Sólo podemos imaginarnos qué significa para una persona, que está obligada a mantener a su familia con un salario de trabajador de la tierra, expuesto a los antojos del clima y la amenaza de una mala cosecha, encontrarse con un tesoro. Sus problemas estaban resueltos, la compra de zapatos para los niños dejaba de ser una tragedia, su mujer no tendría que esperar por sus anteojos y nunca más vivirían hacinados en un cuarto. La renta… bueno, ahora no habría renta. Tenían que acostumbrarse a vivir en una casa propia. Es sorprendente lo que un tesoro puede aportar a la economía de una familia. Debemos dejar claro que nadie puede experimentar un hallazgo de esta naturaleza y seguir viviendo de la manera acostumbrada.

La parábola nos informa que el hombre  se sentía tan gozoso con su descubrimiento que cuando supo que podía perderlo, porque el terreno estaba a nombre de otra persona, fue y vendió todo lo que tenía y lo compró.

¿Qué nos quiere enseñar la parábola del tesoro escondido?

Es extraño, pero el tema principal de esta parábola no es el dinero; es la fe. La falta de fe para ser más claro. La Biblia dice que todos hemos encontrado un tesoro, ¡un verdadero tesoro! Uno de aquellos que cambian la vida trayendo perdón, paz y amor a nuestros corazones manchados y cansados.

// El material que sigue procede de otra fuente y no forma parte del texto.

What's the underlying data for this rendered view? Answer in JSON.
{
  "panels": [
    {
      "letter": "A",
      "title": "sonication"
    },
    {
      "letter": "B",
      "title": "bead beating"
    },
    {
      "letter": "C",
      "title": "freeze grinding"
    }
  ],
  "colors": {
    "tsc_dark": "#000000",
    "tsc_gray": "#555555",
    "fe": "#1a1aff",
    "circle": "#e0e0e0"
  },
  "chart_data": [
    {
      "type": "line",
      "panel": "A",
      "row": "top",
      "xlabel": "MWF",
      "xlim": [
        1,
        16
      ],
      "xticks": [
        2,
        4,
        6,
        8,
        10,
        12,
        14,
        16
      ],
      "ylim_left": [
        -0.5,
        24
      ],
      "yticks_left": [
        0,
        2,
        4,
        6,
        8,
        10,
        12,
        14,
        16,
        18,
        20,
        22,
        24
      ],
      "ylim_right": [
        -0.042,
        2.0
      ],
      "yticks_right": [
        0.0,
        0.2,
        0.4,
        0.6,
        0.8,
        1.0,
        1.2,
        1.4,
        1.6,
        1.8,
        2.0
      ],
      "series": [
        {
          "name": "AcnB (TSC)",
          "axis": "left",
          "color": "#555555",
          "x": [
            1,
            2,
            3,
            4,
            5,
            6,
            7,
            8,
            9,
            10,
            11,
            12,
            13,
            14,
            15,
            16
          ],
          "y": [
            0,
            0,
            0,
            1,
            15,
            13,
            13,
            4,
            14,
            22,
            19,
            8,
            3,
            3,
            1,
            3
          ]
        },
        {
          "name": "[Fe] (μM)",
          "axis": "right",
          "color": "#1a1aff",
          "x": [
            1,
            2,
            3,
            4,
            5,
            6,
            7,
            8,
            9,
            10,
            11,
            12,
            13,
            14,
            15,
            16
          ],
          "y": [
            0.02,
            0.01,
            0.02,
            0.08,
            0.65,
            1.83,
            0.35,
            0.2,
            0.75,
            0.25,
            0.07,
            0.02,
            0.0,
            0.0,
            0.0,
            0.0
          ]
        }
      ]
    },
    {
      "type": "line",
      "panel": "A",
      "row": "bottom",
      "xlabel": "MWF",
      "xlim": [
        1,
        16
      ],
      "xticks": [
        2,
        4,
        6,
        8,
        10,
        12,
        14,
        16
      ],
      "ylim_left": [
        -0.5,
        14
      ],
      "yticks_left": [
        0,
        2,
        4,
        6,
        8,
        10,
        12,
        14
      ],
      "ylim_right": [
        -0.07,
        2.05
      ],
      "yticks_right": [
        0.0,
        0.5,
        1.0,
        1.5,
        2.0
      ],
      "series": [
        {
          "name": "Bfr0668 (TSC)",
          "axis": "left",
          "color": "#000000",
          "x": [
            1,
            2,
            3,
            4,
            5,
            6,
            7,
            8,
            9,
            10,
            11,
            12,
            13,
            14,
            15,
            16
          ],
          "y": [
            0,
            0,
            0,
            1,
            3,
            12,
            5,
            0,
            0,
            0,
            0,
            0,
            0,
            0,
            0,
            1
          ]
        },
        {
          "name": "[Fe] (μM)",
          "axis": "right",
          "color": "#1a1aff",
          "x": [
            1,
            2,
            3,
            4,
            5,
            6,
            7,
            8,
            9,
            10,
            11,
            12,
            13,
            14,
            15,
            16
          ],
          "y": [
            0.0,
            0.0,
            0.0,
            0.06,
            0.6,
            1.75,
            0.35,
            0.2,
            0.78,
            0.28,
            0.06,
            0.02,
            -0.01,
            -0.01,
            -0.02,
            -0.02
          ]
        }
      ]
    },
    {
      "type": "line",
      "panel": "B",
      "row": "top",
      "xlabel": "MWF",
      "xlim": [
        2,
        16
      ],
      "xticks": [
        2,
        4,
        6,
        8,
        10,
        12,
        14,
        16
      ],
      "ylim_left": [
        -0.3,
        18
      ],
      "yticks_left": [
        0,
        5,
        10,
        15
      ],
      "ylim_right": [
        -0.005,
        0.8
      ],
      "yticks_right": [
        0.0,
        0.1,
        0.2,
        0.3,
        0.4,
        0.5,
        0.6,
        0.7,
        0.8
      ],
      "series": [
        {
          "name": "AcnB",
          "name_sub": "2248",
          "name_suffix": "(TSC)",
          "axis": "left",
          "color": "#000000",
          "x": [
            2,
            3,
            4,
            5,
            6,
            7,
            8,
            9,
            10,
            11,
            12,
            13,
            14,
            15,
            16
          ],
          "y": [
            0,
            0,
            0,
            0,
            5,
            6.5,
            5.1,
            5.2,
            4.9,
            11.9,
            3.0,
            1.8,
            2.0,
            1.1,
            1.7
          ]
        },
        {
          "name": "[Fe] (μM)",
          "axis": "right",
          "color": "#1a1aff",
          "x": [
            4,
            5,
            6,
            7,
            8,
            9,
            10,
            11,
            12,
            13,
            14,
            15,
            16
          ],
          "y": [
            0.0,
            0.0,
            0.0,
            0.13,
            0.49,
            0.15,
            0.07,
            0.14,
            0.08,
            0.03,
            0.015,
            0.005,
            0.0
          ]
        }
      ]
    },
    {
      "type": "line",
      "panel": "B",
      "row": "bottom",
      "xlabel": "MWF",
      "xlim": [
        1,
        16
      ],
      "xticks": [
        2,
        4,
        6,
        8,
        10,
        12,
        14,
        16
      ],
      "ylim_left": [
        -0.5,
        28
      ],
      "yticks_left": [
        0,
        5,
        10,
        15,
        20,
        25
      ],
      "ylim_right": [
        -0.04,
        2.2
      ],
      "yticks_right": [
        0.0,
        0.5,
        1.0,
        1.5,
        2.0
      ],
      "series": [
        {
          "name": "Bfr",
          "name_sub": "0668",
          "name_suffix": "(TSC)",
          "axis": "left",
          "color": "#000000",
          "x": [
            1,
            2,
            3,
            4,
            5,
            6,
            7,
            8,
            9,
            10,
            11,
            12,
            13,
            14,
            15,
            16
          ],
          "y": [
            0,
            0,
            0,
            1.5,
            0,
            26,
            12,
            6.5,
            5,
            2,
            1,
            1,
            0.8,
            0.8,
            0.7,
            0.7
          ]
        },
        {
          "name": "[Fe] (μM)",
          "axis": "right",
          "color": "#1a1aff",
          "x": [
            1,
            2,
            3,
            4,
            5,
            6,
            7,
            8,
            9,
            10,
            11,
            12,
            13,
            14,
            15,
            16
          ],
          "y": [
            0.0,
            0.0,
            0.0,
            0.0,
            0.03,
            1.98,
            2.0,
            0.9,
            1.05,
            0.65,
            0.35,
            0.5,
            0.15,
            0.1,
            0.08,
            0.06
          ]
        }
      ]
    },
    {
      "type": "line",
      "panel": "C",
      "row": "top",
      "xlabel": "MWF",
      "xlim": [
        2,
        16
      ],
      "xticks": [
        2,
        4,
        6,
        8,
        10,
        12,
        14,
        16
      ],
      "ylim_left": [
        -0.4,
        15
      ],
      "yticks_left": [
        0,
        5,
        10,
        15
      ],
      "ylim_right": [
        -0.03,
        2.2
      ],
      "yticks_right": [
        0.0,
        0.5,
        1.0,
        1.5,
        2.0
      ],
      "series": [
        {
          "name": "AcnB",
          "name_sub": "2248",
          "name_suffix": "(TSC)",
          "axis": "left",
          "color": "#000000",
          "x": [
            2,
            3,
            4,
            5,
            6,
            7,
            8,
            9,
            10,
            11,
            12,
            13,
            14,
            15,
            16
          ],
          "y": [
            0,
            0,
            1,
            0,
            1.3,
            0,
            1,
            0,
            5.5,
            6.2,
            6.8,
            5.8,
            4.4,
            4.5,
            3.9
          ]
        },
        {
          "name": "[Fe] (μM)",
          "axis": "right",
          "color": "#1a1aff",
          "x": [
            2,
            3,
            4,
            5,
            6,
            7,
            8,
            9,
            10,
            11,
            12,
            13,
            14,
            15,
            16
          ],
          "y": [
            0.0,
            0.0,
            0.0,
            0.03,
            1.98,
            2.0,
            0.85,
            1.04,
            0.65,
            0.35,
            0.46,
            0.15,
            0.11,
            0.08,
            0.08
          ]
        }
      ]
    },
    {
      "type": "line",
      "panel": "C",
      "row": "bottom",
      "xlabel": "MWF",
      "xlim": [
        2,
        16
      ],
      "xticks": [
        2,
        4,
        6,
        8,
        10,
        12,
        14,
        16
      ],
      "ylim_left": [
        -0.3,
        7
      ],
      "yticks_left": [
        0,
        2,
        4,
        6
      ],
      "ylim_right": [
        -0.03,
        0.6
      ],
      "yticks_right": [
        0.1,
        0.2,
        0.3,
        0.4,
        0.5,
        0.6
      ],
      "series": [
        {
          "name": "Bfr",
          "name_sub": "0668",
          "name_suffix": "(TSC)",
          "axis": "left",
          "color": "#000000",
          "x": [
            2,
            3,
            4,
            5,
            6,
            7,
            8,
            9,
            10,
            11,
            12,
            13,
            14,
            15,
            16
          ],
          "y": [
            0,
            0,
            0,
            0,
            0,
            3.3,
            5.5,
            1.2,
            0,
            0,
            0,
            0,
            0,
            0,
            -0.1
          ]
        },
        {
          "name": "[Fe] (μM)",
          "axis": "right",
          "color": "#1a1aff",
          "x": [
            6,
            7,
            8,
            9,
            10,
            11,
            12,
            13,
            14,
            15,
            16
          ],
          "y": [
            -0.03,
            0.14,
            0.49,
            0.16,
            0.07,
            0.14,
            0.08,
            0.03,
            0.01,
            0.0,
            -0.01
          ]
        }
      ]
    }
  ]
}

Ahora tenemos paz. Pertenecemos al grupo de aquellos que “aun estando nosotros muertos en pecados, nos dio vida juntamente con Cristo” (Efesios 2:5). Hoy en día vivimos en armonía con nuestro Padre celestial y podemos ir a Él con todos nuestros problemas. No es que seamos perfectos o mejores que nadie pero extendiéndonos a lo que está delante, decimos con Pablo: “prosigo a la meta, al premio del supremo llamamiento de Dios en Cristo Jesús” (Filipenses 3:14).

La Biblia se esmera en dejar claro que este es un tesoro de infinito valor y debemos considerarlo como tal. Pablo sentía esto mismo cuando dijo: “pero cuantas cosas eran para mí ganancia, las he estimado como pérdida por amor de Cristo” (Filipenses 3:7).

El punto de esta parábola es que si hemos encontrado el Tesoro, debemos aprender a vivir de la manera que vive el dueño de un tesoro. Qué torpe sería el hombre de nuestra historia, si continuara viviendo hacinado, si no le comprara zapatos a sus hijos ni anteojos a su mujer. Hacerse dueño de este Tesoro y permanecer en él es el asunto más importante en nuestra agenda. El Señor lo llamó “la única cosa necesaria” y enseñó que puedes ganarte el mundo entero pero si no tienes ese Tesoro, tu vida ha sido un fracaso. Alguien que se encuentra con un Dios que le ofrece el perdón de sus pecados y le entrega un futuro limpio y claros propósitos, preparados especialmente para él, se ha encontrado con un tesoro de incalculable valor.

Este tesoro se encuentra por fe, a diferencia del hombre de la parábola que tomó las monedas de oro en sus manos y puso sus ojos en las joyas y la plata. Nosotros conseguimos todo esto por fe. “Fe es la certeza de lo que se espera, la convicción de lo que no se ve” (Hebreos 11:1). Sin fe nadie verá a Dios, porque sin fe no puedes conseguir el tesoro. Para conseguir fe “debemos doblar las rodillas ante el Padre de nuestro Señor Jesucristo… para que os dé, conforme a las riquezas de su gloria…  para que habite Cristo por la fe en vuestros corazones… y puedas  conocer el amor de Cristo, que excede a todo conocimiento, para que seáis llenos de toda la plenitud de Dios” (Efesios 3:14–19).